In that study, 26 patients adhered strictly to the diet, as shown by their negative blood test results for anti-gluten antibodies. Another 14 patients refused to follow the diet, and therefore served as the control group.
Before the study started, the participants all had similar performance on ataxia tests. However, one year into the study, the treatment group's symptoms of ataxia had improved significantly when compared to the control group. The improvement in neurological symptoms occurred regardless of whether the person following the gluten-free diet had villous atrophy and had been diagnosed with celiac disease or not.
"Neurophysiological assessment of peripheral nerve function in patients with gluten ataxia and peripheral neuropathy also showed improvement, supporting our contention that the improvement in the group adhering to the gluten-free diet was real," the researchers concluded.
Also, the improvement occurred regardless of how long the patients had suffered from ataxia, and some recently-diagnosed patients actually lost all symptoms of ataxia and returned to normal following treatment with the gluten-free diet, the researchers said.
Second Study Failed To Find A Dietary Effect
In the second study, published in 2011, a group of researchers from the Mayo Clinic followed 57 patients with suspected gluten ataxia and peripheral neuropathy, some of whom had positive anti-gluten blood tests and some of whom had positive biopsies for celiac disease.
About half of the patients adopted a gluten-free diet, while the other half did not. Of the patients on the gluten-free diet, neurological symptoms improved in 16%, remained stable in 37%, and worsened in 47%. In the group that didn't follow the diet, 9% improved, 18% remained stable and 73% worsened. However, those differences did not reach statistical significance.
"It appears that neuropathic symptoms [i.e., tingling in the extremities] in celiac patients may have a better chance of recovery (if any) on gluten-free diet than ataxic symptoms," the researchers wrote. "We did not see any improvement of ataxia with gluten-free diet either in the celiac patients or in the non-celiacs."
The researchers concluded that "convincing evidence of the benefit in terms of neurologic outcomes are still lacking."
There also are several case reports indicating that the gluten-free diet can resolve gait-related and other neurological symptoms in people with celiac disease, although in those reports, the researchers were primarily interested in gastrointestinal symptoms and didn't focus on symptoms of ataxia.

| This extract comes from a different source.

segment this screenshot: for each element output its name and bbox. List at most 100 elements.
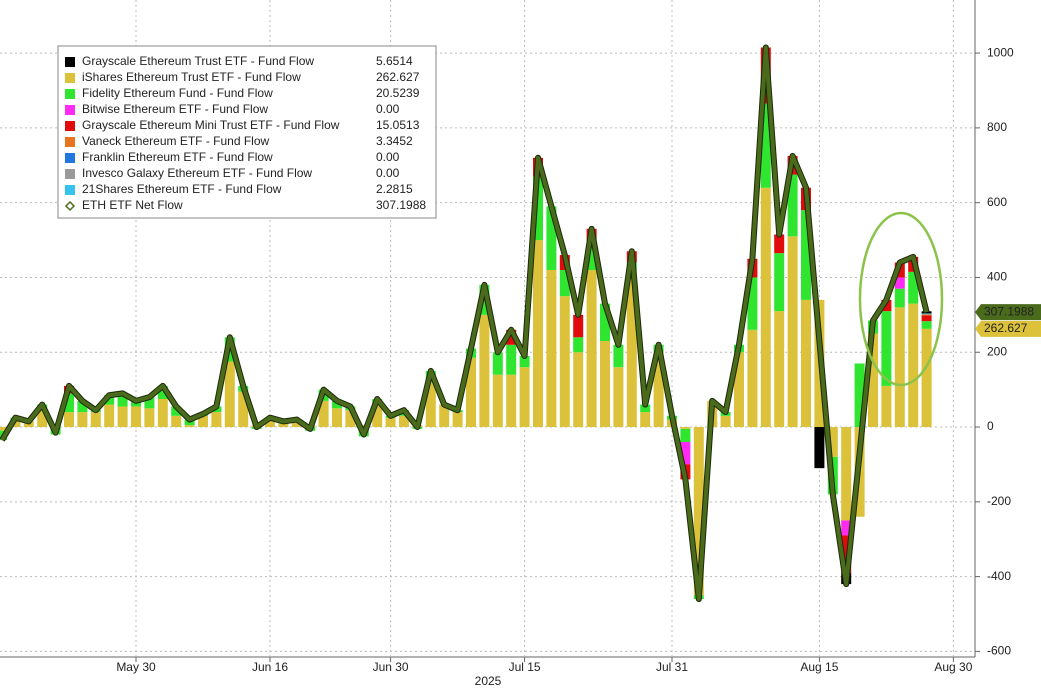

Dr. Hadjivassiliou: Gluten-Free Diet Must Be Strict
In order to work as a treatment for gluten ataxia, the gluten-free diet must be strict: You can't cheat on the gluten-free diet at all, and you may need to eliminate "gluten-free" products that still contain tiny amounts of trace gluten, according to Dr. Hadjivassiliou.
This may be a stricter diet than is necessary to eliminate intestinal damage, he notes. "It is imperative ... that close monitoring should be undertaken with the use of antigliadin antibodies [i.e., celiac blood tests] and dietetic review to ensure strict adherence to the diet," Dr. Hadjivassiliou and his co-authors concluded.

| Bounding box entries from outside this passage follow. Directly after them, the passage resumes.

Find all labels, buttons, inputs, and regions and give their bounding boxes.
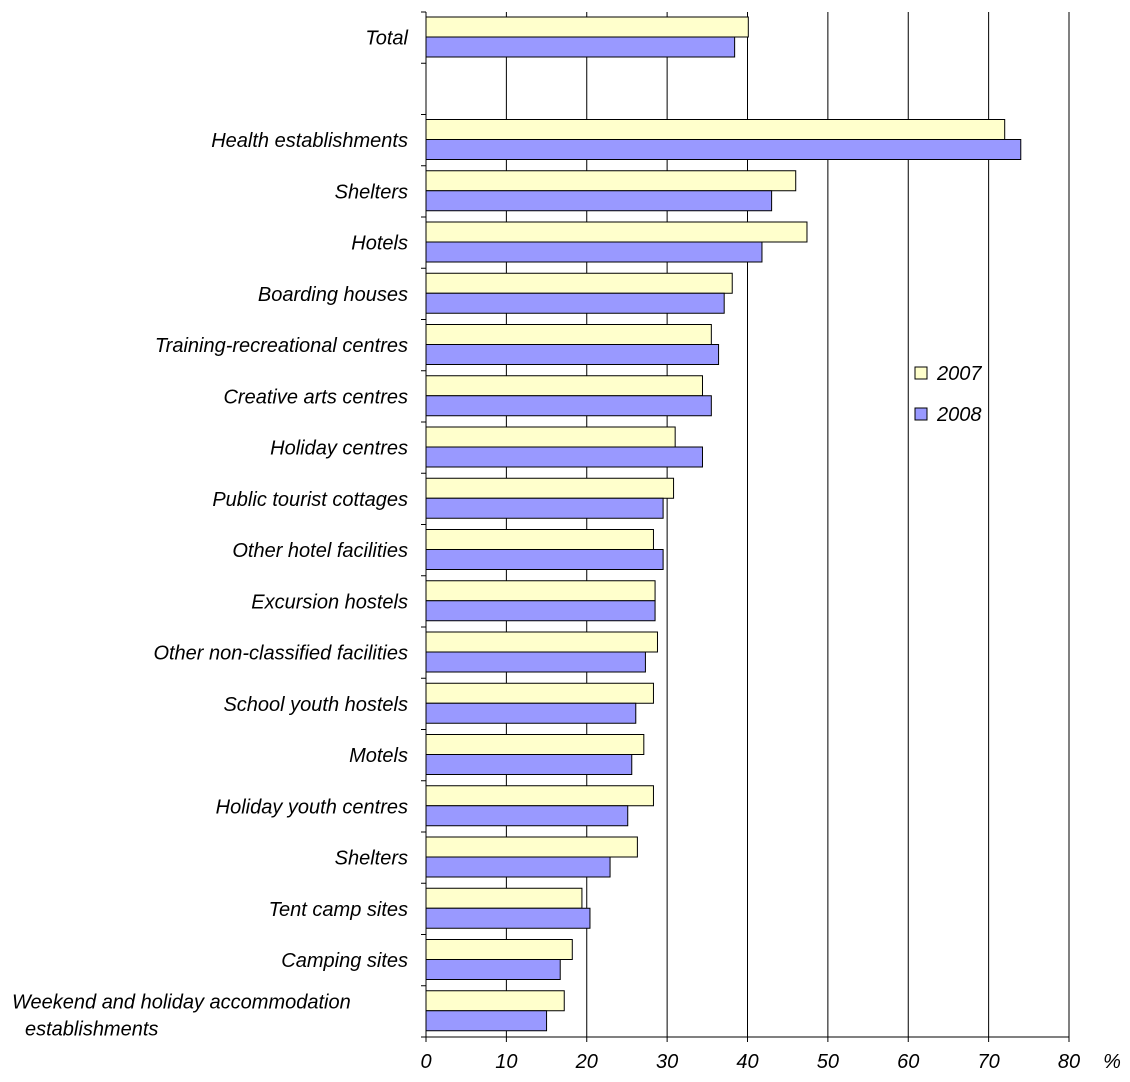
bar-2007-16: [425, 785, 654, 807]
x-tick-label-30: 30: [656, 1051, 678, 1073]
category-label-14-school-youth-hostels: School youth hostels: [223, 694, 408, 716]
bar-2007-17: [425, 836, 638, 858]
grid-lines: [505, 12, 1070, 1037]
bar-2008-5: [425, 241, 763, 263]
category-label-16-holiday-youth-centres: Holiday youth centres: [216, 796, 408, 818]
bar-2007-10: [425, 477, 675, 499]
x-unit-label: %: [1103, 1051, 1121, 1073]
category-label-13-other-non-classified-facilities: Other non-classified facilities: [153, 643, 408, 665]
bar-2008-20: [425, 1010, 548, 1032]
bar-2008-10: [425, 497, 664, 519]
category-labels: Total Health establishments Shelters Hotels…: [12, 28, 409, 1041]
bar-2007-14: [425, 682, 654, 704]
legend-swatch-2007: [914, 366, 928, 380]
legend-label-2008: 2008: [936, 404, 982, 426]
x-tick-label-80: 80: [1058, 1051, 1080, 1073]
category-label-7-training-recreational-centres: Training-recreational centres: [155, 335, 408, 357]
category-label-15-motels: Motels: [349, 745, 408, 767]
category-label-10-public-tourist-cottages: Public tourist cottages: [212, 489, 408, 511]
bar-2008-4: [425, 190, 773, 212]
bar-2008-15: [425, 754, 633, 775]
bar-2007-11: [425, 529, 654, 550]
legend: 2007 2008: [914, 363, 982, 426]
axes: [421, 11, 1070, 1042]
bar-2008-9: [425, 446, 703, 468]
bar-2007-3: [425, 119, 1006, 140]
bar-2007-6: [425, 272, 733, 294]
category-label-3-health-establishments: Health establishments: [211, 130, 408, 152]
x-tick-labels: 0 10 20 30 40 50 60 70 80: [420, 1051, 1080, 1073]
bar-2008-17: [425, 856, 611, 878]
bar-2008-3: [425, 139, 1022, 160]
bars: [425, 16, 1022, 1032]
bar-2008-8: [425, 395, 712, 417]
category-label-18-tent-camp-sites: Tent camp sites: [269, 899, 408, 921]
category-label-1-total: Total: [365, 28, 408, 50]
x-tick-label-10: 10: [495, 1051, 517, 1073]
bar-2007-5: [425, 221, 808, 243]
bar-2008-18: [425, 907, 591, 929]
x-tick-label-50: 50: [817, 1051, 839, 1073]
category-label-4-shelters: Shelters: [335, 181, 408, 203]
category-label-17-shelters: Shelters: [335, 848, 408, 870]
bar-2008-13: [425, 651, 646, 673]
bar-2008-6: [425, 292, 725, 314]
legend-swatch-2008: [914, 407, 928, 421]
bar-2007-4: [425, 170, 797, 192]
bar-2008-1: [425, 36, 736, 58]
bar-2007-1: [425, 16, 749, 38]
bar-2008-16: [425, 805, 629, 827]
category-label-19-camping-sites: Camping sites: [281, 950, 408, 972]
category-label-12-excursion-hostels: Excursion hostels: [251, 591, 408, 613]
bar-2007-13: [425, 631, 658, 653]
bar-2007-12: [425, 580, 656, 602]
bar-2007-20: [425, 990, 565, 1012]
bar-2007-15: [425, 734, 645, 755]
bar-2008-19: [425, 959, 561, 980]
x-tick-label-70: 70: [978, 1051, 1000, 1073]
bar-2008-12: [425, 600, 656, 622]
x-tick-label-60: 60: [897, 1051, 919, 1073]
category-label-20-weekend-and-holiday-accommodation-establishments: Weekend and holiday accommodation establi…: [12, 991, 351, 1040]
x-tick-label-0: 0: [420, 1051, 431, 1073]
category-label-9-holiday-centres: Holiday centres: [270, 438, 408, 460]
bar-2007-8: [425, 375, 703, 397]
bar-2007-19: [425, 939, 573, 960]
category-label-8-creative-arts-centres: Creative arts centres: [223, 386, 408, 408]
legend-label-2007: 2007: [936, 363, 982, 385]
bar-2007-18: [425, 887, 583, 909]
category-label-6-boarding-houses: Boarding houses: [258, 284, 408, 306]
bar-2008-14: [425, 702, 637, 724]
category-label-5-hotels: Hotels: [351, 233, 408, 255]
category-label-11-other-hotel-facilities: Other hotel facilities: [232, 540, 408, 562]
x-tick-label-20: 20: [575, 1051, 598, 1073]
bar-2008-11: [425, 549, 664, 570]
bar-2007-7: [425, 324, 712, 345]
bar-2008-7: [425, 344, 720, 365]
x-tick-label-40: 40: [736, 1051, 758, 1073]
bar-2007-9: [425, 426, 676, 448]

If there's no improvement after a year on a strict gluten-free diet, the study suggested that treatment with immunosuppressants and other medications might be appropriate.
Fasano A. et. al. Spectrum of gluten-related disorders: consensus on new nomenclature and classification. BMC Medicine. 2012, 10:13 doi:10.1186/1741-7015-10-13. Published: 7 February 2012.
Hadjivassiliou M. et al. Dietary treatment of gluten ataxia. Journal of Neurology, Neurosurgery and Psychiatry. 2003 Sep;74(9):1221-4.
Hadjivassiliou M. et al. Gluten Ataxia. The Cerebellum. 2008;7(3):494-8.
Rashtak S. et. al. Serology of celiac disease in gluten-sensitive ataxia or neuropathy: role of deamidated gliadin antibody. Journal of Neuroimmunology. 2011 Jan;230(1-2):130-4. Epub 2010 Nov 6.